# TeleopWM Reproduction Checklist

This page provides a compact end-to-end checklist for reproducing the public TeleopWM evaluation and paper-figure workflow.

## 1. Download the Dataset

Download the TeleopWM dataset from Hugging Face:

https://huggingface.co/datasets/bimilab/TeleopWM-Dataset

Place the extracted data in a local directory such as:

```text
/path/to/mile_action_diverse
```

The evaluation examples below assume the Town05 test split is available at:

```text
/path/to/mile_action_diverse/test/Town05
```

## 2. Download the Checkpoint

Download the released TeleopWM checkpoint from Hugging Face:

https://huggingface.co/bimilab/TeleopWM

Example:

```bash
huggingface-cli download bimilab/TeleopWM \
  best.pt config.json \
  --local-dir /path/to/checkpoints/TeleopWM
```

The examples below refer to:

```text
/path/to/checkpoints/TeleopWM/best.pt
```

## 3. Install the Environment

Follow [SETUP.md](SETUP.md). A minimal setup is:

```bash
python -m venv teleopwm
source teleopwm/bin/activate
pip install -r requirements.txt
```

## 4. Run the Sanity Check

```bash
python scripts/sanity_check.py
```

This verifies that the public TeleopWM API can be constructed and run on small random tensors.

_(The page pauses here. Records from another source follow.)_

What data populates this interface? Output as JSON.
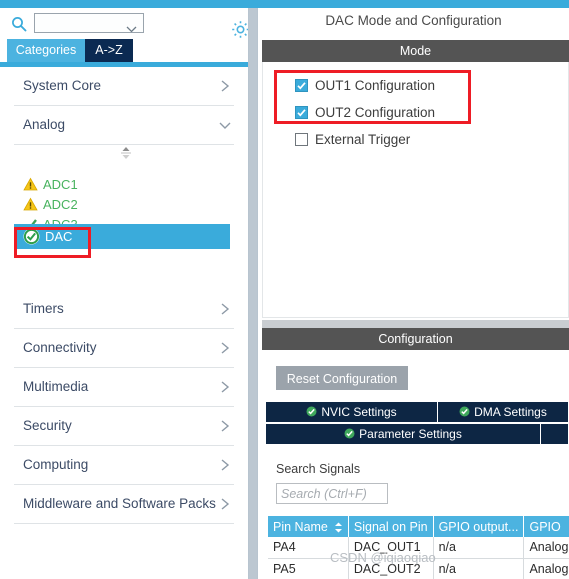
{
  "theme": {
    "accent_blue": "#3aabdb",
    "tab_navy": "#0b2a52",
    "header_gray": "#545454",
    "highlight_red": "#ee1c25",
    "ok_green": "#2e9e4b",
    "warn_yellow": "#f3c21b"
  },
  "left_panel": {
    "search": {
      "placeholder": "",
      "value": "",
      "icon": "search-icon"
    },
    "gear_icon": "gear-icon",
    "tabs": [
      {
        "label": "Categories",
        "selected": true
      },
      {
        "label": "A->Z",
        "selected": false
      }
    ],
    "categories": [
      {
        "label": "System Core",
        "expanded": false,
        "chevron": "chevron-right-icon"
      },
      {
        "label": "Analog",
        "expanded": true,
        "chevron": "chevron-down-icon"
      },
      {
        "label": "Timers",
        "expanded": false,
        "chevron": "chevron-right-icon"
      },
      {
        "label": "Connectivity",
        "expanded": false,
        "chevron": "chevron-right-icon"
      },
      {
        "label": "Multimedia",
        "expanded": false,
        "chevron": "chevron-right-icon"
      },
      {
        "label": "Security",
        "expanded": false,
        "chevron": "chevron-right-icon"
      },
      {
        "label": "Computing",
        "expanded": false,
        "chevron": "chevron-right-icon"
      },
      {
        "label": "Middleware and Software Packs",
        "expanded": false,
        "chevron": "chevron-right-icon"
      }
    ],
    "analog_items": [
      {
        "label": "ADC1",
        "status": "warning",
        "icon": "warning-triangle-icon",
        "selected": false
      },
      {
        "label": "ADC2",
        "status": "warning",
        "icon": "warning-triangle-icon",
        "selected": false
      },
      {
        "label": "ADC3",
        "status": "ok",
        "icon": "check-icon",
        "selected": false
      },
      {
        "label": "DAC",
        "status": "ok",
        "icon": "check-circle-icon",
        "selected": true
      }
    ],
    "scroll_spinner": "scroll-spinner-icon"
  },
  "right_panel": {
    "title": "DAC Mode and Configuration",
    "mode": {
      "header": "Mode",
      "checkboxes": [
        {
          "label": "OUT1 Configuration",
          "checked": true
        },
        {
          "label": "OUT2 Configuration",
          "checked": true
        },
        {
          "label": "External Trigger",
          "checked": false
        }
      ]
    },
    "configuration": {
      "header": "Configuration",
      "reset_button": "Reset Configuration",
      "tabs": [
        {
          "label": "NVIC Settings",
          "status_icon": "ok-check-icon"
        },
        {
          "label": "DMA Settings",
          "status_icon": "ok-check-icon"
        },
        {
          "label": "Parameter Settings",
          "status_icon": "ok-check-icon"
        }
      ],
      "search_signals_label": "Search Signals",
      "search_signals_placeholder": "Search (Ctrl+F)",
      "search_signals_value": "",
      "table": {
        "columns": [
          "Pin Name",
          "Signal on Pin",
          "GPIO output...",
          "GPIO"
        ],
        "sort_column": "Pin Name",
        "sort_icon": "sort-arrows-icon",
        "rows": [
          [
            "PA4",
            "DAC_OUT1",
            "n/a",
            "Analog"
          ],
          [
            "PA5",
            "DAC_OUT2",
            "n/a",
            "Analog"
          ]
        ]
      }
    }
  },
  "watermark": "CSDN @iqiaoqiao"
}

## 5. Run Rollout Evaluation

```bash
python scripts/evaluate_teleopwm.py \
  --checkpoint /path/to/checkpoints/TeleopWM/best.pt \
  --data-root /path/to/mile_action_diverse/test/Town05 \
  --split test \
  --sample-strategy uniform \
  --max-samples 64 \
  --device cuda
```

Use `--device cpu` if CUDA is unavailable.

## 6. Run Future-Action Evaluation

```bash
python scripts/evaluate_future_actions.py \
  --checkpoint /path/to/checkpoints/TeleopWM/best.pt \
  --data-root /path/to/mile_action_diverse/test/Town05 \
  --split test \
  --sample-strategy uniform \
  --num-samples 256 \
  --device cuda
```

## 7. Reproduce Paper Figures

Qualitative rollout figure:

```bash
python paper/scripts/compose_rollout_figure.py \
  --checkpoint /path/to/checkpoints/TeleopWM/best.pt \
  --data-root /path/to/mile_action_diverse/test/Town05 \
  --indices 1987 1796 1760 1058 \
  --output-dir paper/figures/generated \
  --output-name main_rollout_action_figure
```

Future-action evaluation figure:

```bash
python paper/scripts/plot_future_action_eval.py \
  --input-dir /path/to/future_action_eval \
  --output-dir paper/figures/generated \
  --output-name future_action_eval
```

Benchmark figure:

```bash
python paper/scripts/generate_benchmark_figure.py \
  --input /path/to/benchmark.json \
  --output-dir paper/figures/generated
```

Sampling figure:

```bash
python paper/scripts/generate_sampling_figure.py \
  --input /path/to/sampling_summary.json \
  --output-dir paper/figures/generated
```

## 8. Run Runtime Benchmark

```bash
python scripts/benchmark_teleopwm.py \
  --checkpoint /path/to/checkpoints/TeleopWM/best.pt \
  --device cuda \
  --batch-size 1
```

Runtime values should be re-measured on the target hardware used for deployment or comparison.